Today, the idea of belonging has become gunpowder for politics that seeks to divide; the toxic masculinity of nationalism, borders and otherness reverberating loudly around the world. Zarina’s work is a witness to these violations on human life; her own and that of others. Increasingly so, Zarina’s art resonates with those isolated, ignored, othered in their own countries as well, communities declared foreigners at home.

I have had people come to my show and start to cry. I always ask them why, and usually they would say, “that is our story too,” she recalled during an interview with the Metropolitan Museum of Arts.

I reckon, that is how her work will always be received, increasingly so.

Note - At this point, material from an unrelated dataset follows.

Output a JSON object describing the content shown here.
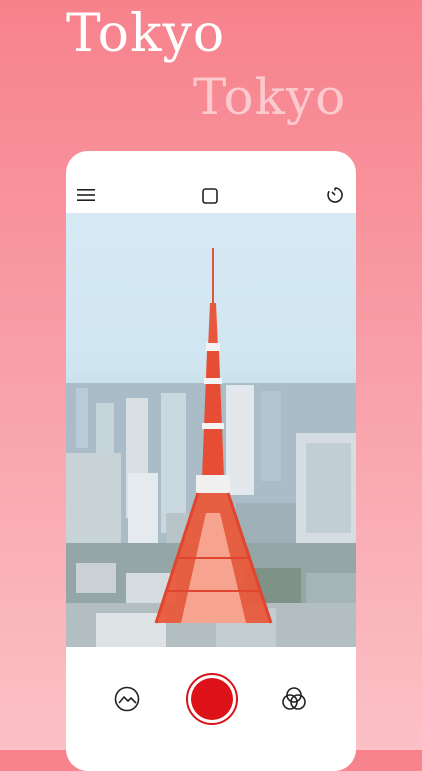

Zarina bared her life in her work. She made art that captured the vulnerability she felt, but also that of so many others. Zarina did not sentimentalise the hardships, but instead revealed the fundamental empathy in her art and in her life.

She contemplated what her life would have been like if she never left home: “Suppose I hadn’t left. I don\’t know where I would be now…but I wanted to leave. I wanted to see the world. And travelling is our destiny–‘sitaron se aage jahan aur bhi hain”–as a child, we were supposed to memorise and I memorised Iqbal. ‘Abhi ishq ke imtihan aur bhi hain.’”

If there is an overarching message in Zarina’s work, it is perhaps this: the only thing that we belong to, ultimately, is to ourselves, and that is whom we ought to dream for. Maybe that is how she ought to be remembered.